Principles When Choosing the Design

We follow below two major principles when choosing the design:

The requirements of each user role should be satisfied.
Do not keep redundant branches of code, like local mode and workflow mode; VM deployment and Docker deployment.

Design Decisions

Here we make decisions on these choices:

Use VM playground or Docker image?

Use VM for SQLFlow development environment and playground deployments.

We should keep only workflow mode according to principle two.
For SQLFlow contributors, it’s natual to have a local developing and debugging environment which a VM should be simple to use because setting up minikube and deploy MySQL, sqlflowserver in the minikube takes a lot of time. Use the pre-built VM box simplifies this job.
For normal users, the just need a place to write SQLFlow statements and execute them. For on-premise environments, there will be web GUI in any form. For public access, we can provide a cloud playground so that normal users won’t bother setting up an local VM.
For model developers, they just need a place to test the model. Since the model should be built into Docker images before SQLFlow can generate a workflow step that uses the model, using a local VM can not reduce the debugging time than using a central sqlflow server deployment. And more, model contributors may not familar with setting VM locally, which may takes a lot of work for him. We should let the model contributors cares only about the model’s code. It will be cool if a model contributor can just write native model code, test it locally using native code, then use sqlflow release repo my_model_dir/ to the on-premise model zoo server or a public model zoo server, then test it out on the web GUI or our public playground. For comparision, below are steps to test a model using a local VM and a cloud playground:
- local VM:
  1. setup local VM
  2. either use sqlflow release repo my_model/ or build the model Docker image inside the VM.
  3. execute a statement using the model image
- cloud playground (on-premise web GUI)
  1. use sqlflow release repo my_model/ to release the model.
  2. execute a statement using the model image

Do we provide cloud playground or let users setup the playground VM box on their laptop?

Both.

The VM box deployed locally can also be deployed on the cloud for multiple users. This follows the principle two

For SQLFlow developers, we can use the VM box to set up a local debugging environment. For normal users and model contributors, the should use the cloud playground to do some test.
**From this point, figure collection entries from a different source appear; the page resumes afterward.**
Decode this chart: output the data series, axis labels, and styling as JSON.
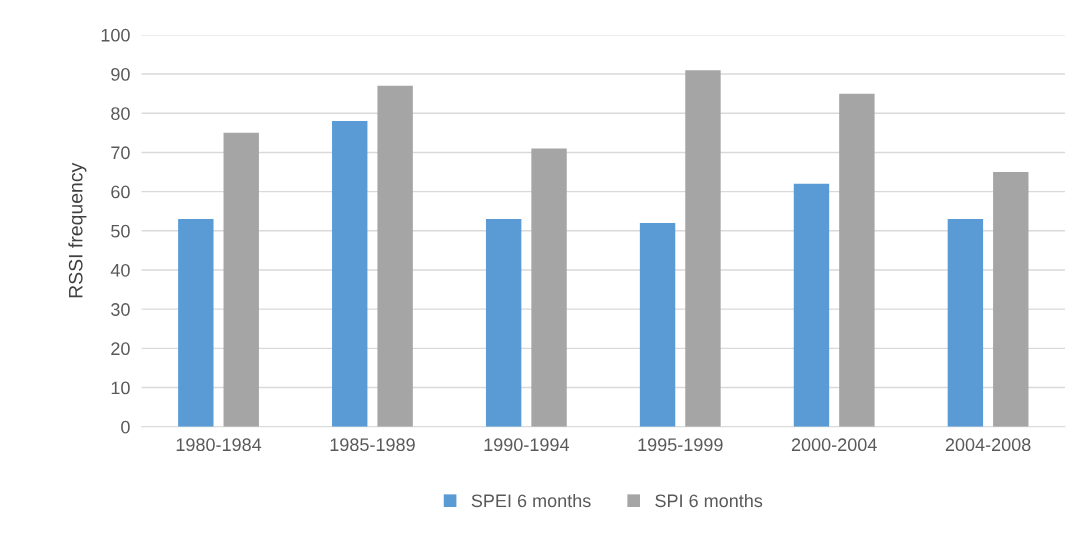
{
  "chart_data": {
    "type": "bar",
    "ylabel": "RSSI frequency",
    "categories": [
      "1980-1984",
      "1985-1989",
      "1990-1994",
      "1995-1999",
      "2000-2004",
      "2004-2008"
    ],
    "series": [
      {
        "name": "SPEI 6 months",
        "color": "#5b9bd5",
        "values": [
          53,
          78,
          53,
          52,
          62,
          53
        ]
      },
      {
        "name": "SPI 6 months",
        "color": "#a5a5a5",
        "values": [
          75,
          87,
          71,
          91,
          85,
          65
        ]
      }
    ],
    "ylim": [
      0,
      100
    ],
    "yticks": [
      0,
      10,
      20,
      30,
      40,
      50,
      60,
      70,
      80,
      90,
      100
    ],
    "grid": "y",
    "legend": "bottom"
  }
}
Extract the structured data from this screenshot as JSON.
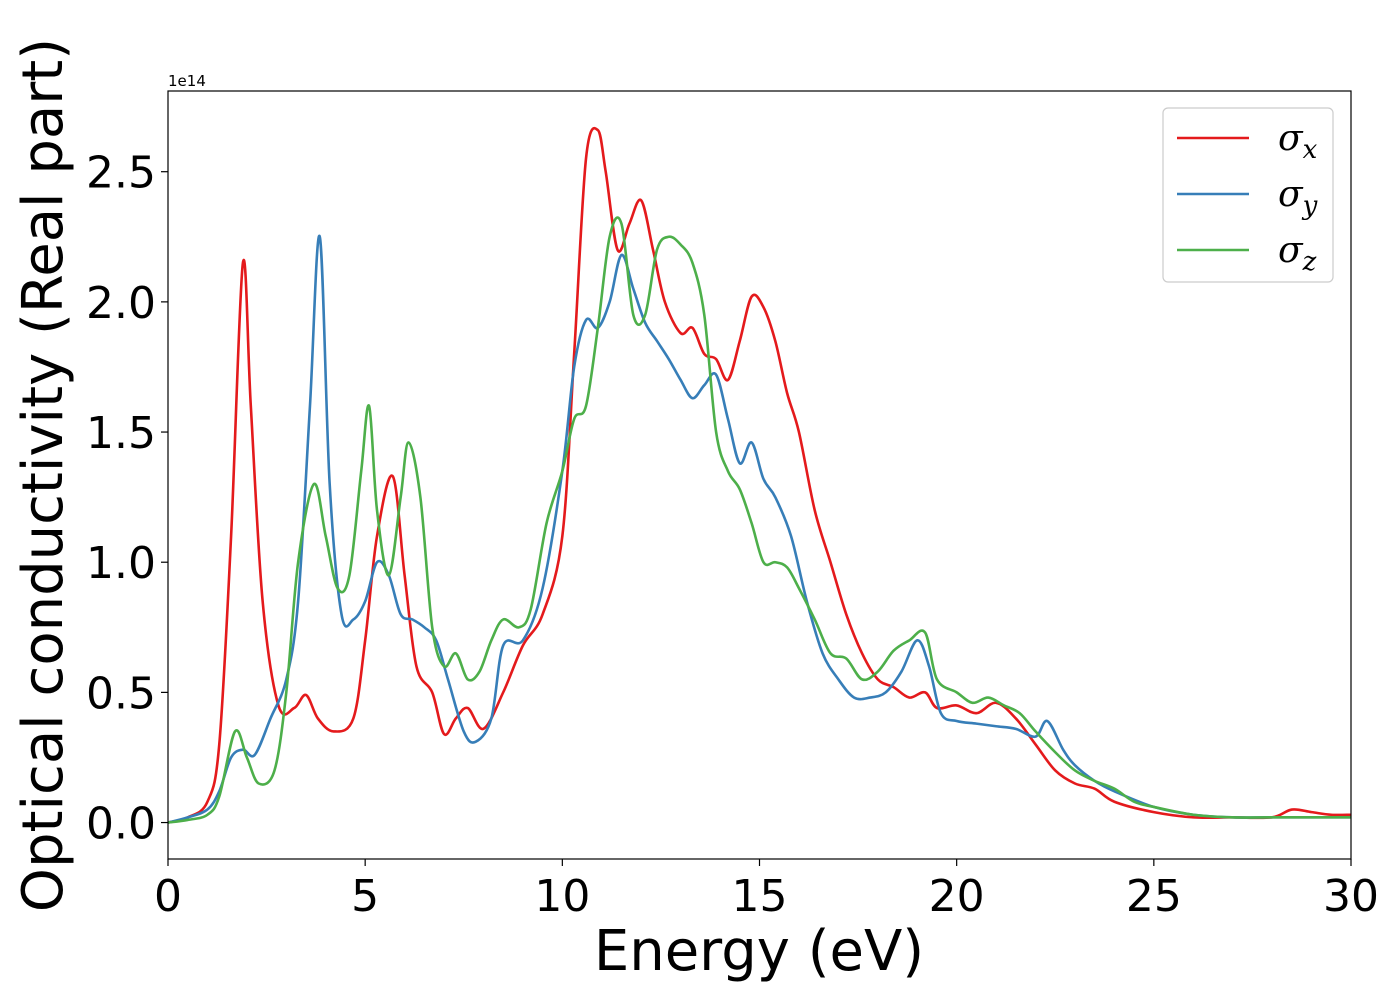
{
  "chart_data": {
    "type": "line",
    "title": "",
    "xlabel": "Energy (eV)",
    "ylabel": "Optical conductivity (Real part)",
    "y_offset_label": "1e14",
    "xlim": [
      0,
      30
    ],
    "ylim": [
      -0.14,
      2.81
    ],
    "x_ticks": [
      0,
      5,
      10,
      15,
      20,
      25,
      30
    ],
    "x_tick_labels": [
      "0",
      "5",
      "10",
      "15",
      "20",
      "25",
      "30"
    ],
    "y_ticks": [
      0.0,
      0.5,
      1.0,
      1.5,
      2.0,
      2.5
    ],
    "y_tick_labels": [
      "0.0",
      "0.5",
      "1.0",
      "1.5",
      "2.0",
      "2.5"
    ],
    "grid": false,
    "legend_position": "top-right",
    "series": [
      {
        "name": "σ",
        "subscript": "x",
        "color": "#e41a1c",
        "x": [
          0,
          0.5,
          1.0,
          1.3,
          1.6,
          1.9,
          2.1,
          2.4,
          2.8,
          3.2,
          3.5,
          3.8,
          4.2,
          4.7,
          5.0,
          5.3,
          5.7,
          6.0,
          6.3,
          6.7,
          7.0,
          7.3,
          7.6,
          8.0,
          8.5,
          9.0,
          9.5,
          10.0,
          10.3,
          10.6,
          10.9,
          11.1,
          11.4,
          11.7,
          12.0,
          12.3,
          12.6,
          13.0,
          13.3,
          13.6,
          13.9,
          14.2,
          14.5,
          14.8,
          15.1,
          15.4,
          15.7,
          16.0,
          16.4,
          16.8,
          17.2,
          17.6,
          18.0,
          18.4,
          18.8,
          19.2,
          19.5,
          20.0,
          20.5,
          21.0,
          21.5,
          22.0,
          22.5,
          23.0,
          23.5,
          24.0,
          25.0,
          26.0,
          27.0,
          28.0,
          28.5,
          29.0,
          29.5,
          30.0
        ],
        "y": [
          0,
          0.02,
          0.08,
          0.3,
          1.1,
          2.15,
          1.6,
          0.85,
          0.45,
          0.44,
          0.49,
          0.4,
          0.35,
          0.4,
          0.7,
          1.1,
          1.33,
          0.95,
          0.6,
          0.5,
          0.34,
          0.4,
          0.44,
          0.36,
          0.5,
          0.68,
          0.8,
          1.1,
          1.8,
          2.55,
          2.66,
          2.5,
          2.2,
          2.3,
          2.39,
          2.2,
          2.0,
          1.88,
          1.9,
          1.8,
          1.78,
          1.7,
          1.85,
          2.02,
          1.98,
          1.85,
          1.65,
          1.5,
          1.2,
          1.0,
          0.8,
          0.65,
          0.55,
          0.52,
          0.48,
          0.5,
          0.44,
          0.45,
          0.42,
          0.46,
          0.4,
          0.3,
          0.2,
          0.15,
          0.13,
          0.08,
          0.04,
          0.02,
          0.02,
          0.02,
          0.05,
          0.04,
          0.03,
          0.03
        ]
      },
      {
        "name": "σ",
        "subscript": "y",
        "color": "#377eb8",
        "x": [
          0,
          0.5,
          1.0,
          1.3,
          1.6,
          1.9,
          2.2,
          2.6,
          3.0,
          3.3,
          3.6,
          3.85,
          4.1,
          4.4,
          4.7,
          5.0,
          5.3,
          5.6,
          5.9,
          6.2,
          6.5,
          6.8,
          7.1,
          7.5,
          7.8,
          8.2,
          8.5,
          9.0,
          9.5,
          10.0,
          10.3,
          10.6,
          10.9,
          11.2,
          11.5,
          11.8,
          12.1,
          12.4,
          12.7,
          13.0,
          13.3,
          13.6,
          13.9,
          14.2,
          14.5,
          14.8,
          15.1,
          15.4,
          15.8,
          16.2,
          16.6,
          17.0,
          17.4,
          17.8,
          18.2,
          18.6,
          19.0,
          19.3,
          19.6,
          20.0,
          20.5,
          21.0,
          21.5,
          22.0,
          22.3,
          22.7,
          23.0,
          23.5,
          24.0,
          25.0,
          26.0,
          27.0,
          28.0,
          29.0,
          30.0
        ],
        "y": [
          0,
          0.02,
          0.05,
          0.12,
          0.25,
          0.28,
          0.26,
          0.4,
          0.55,
          0.85,
          1.6,
          2.25,
          1.3,
          0.8,
          0.78,
          0.85,
          1.0,
          0.95,
          0.8,
          0.78,
          0.75,
          0.7,
          0.55,
          0.35,
          0.31,
          0.4,
          0.68,
          0.7,
          0.9,
          1.35,
          1.75,
          1.93,
          1.9,
          2.0,
          2.18,
          2.05,
          1.92,
          1.85,
          1.78,
          1.7,
          1.63,
          1.68,
          1.72,
          1.55,
          1.38,
          1.46,
          1.32,
          1.25,
          1.1,
          0.85,
          0.65,
          0.55,
          0.48,
          0.48,
          0.5,
          0.58,
          0.7,
          0.6,
          0.42,
          0.39,
          0.38,
          0.37,
          0.36,
          0.33,
          0.39,
          0.28,
          0.22,
          0.16,
          0.12,
          0.06,
          0.03,
          0.02,
          0.02,
          0.02,
          0.02
        ]
      },
      {
        "name": "σ",
        "subscript": "z",
        "color": "#4daf4a",
        "x": [
          0,
          0.5,
          1.0,
          1.3,
          1.7,
          2.0,
          2.3,
          2.7,
          3.0,
          3.3,
          3.7,
          4.0,
          4.3,
          4.6,
          4.9,
          5.1,
          5.3,
          5.6,
          5.9,
          6.1,
          6.4,
          6.7,
          7.0,
          7.3,
          7.6,
          7.9,
          8.2,
          8.5,
          8.9,
          9.2,
          9.6,
          10.0,
          10.3,
          10.6,
          10.9,
          11.2,
          11.5,
          11.8,
          12.1,
          12.4,
          12.7,
          13.0,
          13.3,
          13.6,
          13.9,
          14.2,
          14.5,
          14.8,
          15.1,
          15.4,
          15.7,
          16.0,
          16.4,
          16.8,
          17.2,
          17.6,
          18.0,
          18.4,
          18.8,
          19.2,
          19.5,
          20.0,
          20.4,
          20.8,
          21.2,
          21.6,
          22.0,
          22.5,
          23.0,
          23.5,
          24.0,
          24.5,
          25.0,
          26.0,
          27.0,
          28.0,
          29.0,
          30.0
        ],
        "y": [
          0,
          0.01,
          0.03,
          0.1,
          0.35,
          0.25,
          0.15,
          0.2,
          0.5,
          1.0,
          1.3,
          1.1,
          0.9,
          0.95,
          1.35,
          1.6,
          1.2,
          0.95,
          1.25,
          1.46,
          1.25,
          0.75,
          0.6,
          0.65,
          0.55,
          0.58,
          0.7,
          0.78,
          0.75,
          0.82,
          1.15,
          1.35,
          1.55,
          1.6,
          1.9,
          2.25,
          2.3,
          1.95,
          1.95,
          2.2,
          2.25,
          2.22,
          2.15,
          1.95,
          1.5,
          1.35,
          1.28,
          1.15,
          1.0,
          1.0,
          0.98,
          0.9,
          0.78,
          0.65,
          0.63,
          0.55,
          0.58,
          0.66,
          0.7,
          0.73,
          0.55,
          0.5,
          0.46,
          0.48,
          0.45,
          0.42,
          0.35,
          0.27,
          0.2,
          0.16,
          0.13,
          0.08,
          0.06,
          0.03,
          0.02,
          0.02,
          0.02,
          0.02
        ]
      }
    ]
  }
}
Do we need SQLFlow Python API?

No.

If we can let model contributors write any native model code (any Keras model, Pytorch model etc.), and SQLFlow do not set constraints on how users should write the model, contributing models then will become simple and straight forward. Any model developed by the contributor can be adapted to SQLFlow, and the contributor event don’t care whether the model will work with SQLFlow, he just write it and test it in the native way.

Conclusion

We prefer the “native model” method for model contributors to develop and test SQLFlow models, to give the best experience to model contributors and all other roles.

We maintains an playground VM box for SQLFlow developers to ease the debugging environment setup.

We maintains a cloud playground deployments publicly for public users to contribute and test their models.

For each on-premise deployments, normal users and model contributors can test their model on the on-premise web GUI inside the company.

Appendix

What is a “Native Model”

Currently, if we want a custom Keras model can work with SQLFlow, we should have required init function arguments and other function definitions in the model definition Python file, like: https://github.com/sql-machine-learning/models/blob/develop/sqlflow_models/dnnclassifier.py:

The model class __init__ function must have the argument feature_columns and process this argument to generate input layers in the __init__ function.
In the Python file, there must be functions optimizer, loss, prepare_prediction_column, and eval_metrics_fn for SQLFlow to compile the model properly.

A “native model” means we remove above all restrictions, any Keras model definition can work with SQLFlow.